Since our DSM algorithm is a new approach for simulating quantum dynamics (solving time-dependent Schrodinger equation), which could be an alternative to t-VMC methods, there are still some challenges to resolve. For example:

  • We studied relatively simple bosonic systems (though existing methods still struggle). How to extend our approach to fermions?
  • We considered a linear spinless SE on a flat manifold with a smooth potential
  • More detailed study of our algorithms itself, including more precise error bounds

References

  1. Nelson, Edward. “Derivation of the Schrödinger equation from Newtonian mechanics.” Physical review 150.4 (1966): 1079.
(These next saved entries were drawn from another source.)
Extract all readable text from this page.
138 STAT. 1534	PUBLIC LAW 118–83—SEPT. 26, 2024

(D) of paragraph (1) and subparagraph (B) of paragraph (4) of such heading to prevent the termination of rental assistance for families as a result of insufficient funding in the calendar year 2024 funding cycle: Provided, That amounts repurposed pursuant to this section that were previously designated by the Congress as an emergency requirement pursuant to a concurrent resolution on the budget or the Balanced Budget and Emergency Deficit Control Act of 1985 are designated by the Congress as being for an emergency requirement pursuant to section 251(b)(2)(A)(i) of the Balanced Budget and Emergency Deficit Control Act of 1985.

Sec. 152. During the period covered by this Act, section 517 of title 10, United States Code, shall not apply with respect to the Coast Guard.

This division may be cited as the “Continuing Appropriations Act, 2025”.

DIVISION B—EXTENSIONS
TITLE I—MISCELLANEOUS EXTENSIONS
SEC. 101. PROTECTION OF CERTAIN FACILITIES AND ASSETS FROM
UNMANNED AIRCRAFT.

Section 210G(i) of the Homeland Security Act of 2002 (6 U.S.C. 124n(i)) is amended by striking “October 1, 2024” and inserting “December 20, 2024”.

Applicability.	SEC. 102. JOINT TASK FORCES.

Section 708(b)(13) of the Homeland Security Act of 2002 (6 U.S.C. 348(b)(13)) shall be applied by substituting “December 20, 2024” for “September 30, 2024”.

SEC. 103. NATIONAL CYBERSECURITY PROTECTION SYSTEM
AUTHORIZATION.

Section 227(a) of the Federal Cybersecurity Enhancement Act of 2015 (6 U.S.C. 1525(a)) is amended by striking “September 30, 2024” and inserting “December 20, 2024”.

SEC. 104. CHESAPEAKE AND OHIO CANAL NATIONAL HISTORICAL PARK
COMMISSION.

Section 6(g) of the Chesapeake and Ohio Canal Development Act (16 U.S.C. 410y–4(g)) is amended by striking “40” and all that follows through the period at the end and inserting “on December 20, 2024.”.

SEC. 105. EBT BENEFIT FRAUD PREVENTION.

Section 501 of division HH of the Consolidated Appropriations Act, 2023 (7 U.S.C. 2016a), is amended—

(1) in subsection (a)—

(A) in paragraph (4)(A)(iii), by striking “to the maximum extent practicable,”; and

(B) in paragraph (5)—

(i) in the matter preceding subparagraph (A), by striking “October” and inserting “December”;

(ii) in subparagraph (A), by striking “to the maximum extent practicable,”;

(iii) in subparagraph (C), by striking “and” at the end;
  2. Raissi, Maziar, Paris Perdikaris, and George E. Karniadakis. “Physics-informed neural networks: A deep learning framework for solving forward and inverse problems involving nonlinear partial differential equations.” Journal of Computational physics 378 (2019): 686-707.

  3. Carleo, Giuseppe, et al. “Unitary dynamics of strongly interacting bose gases with the time-dependent variational monte carlo method in continuous space.” Physical Review X 7.3 (2017): 031026.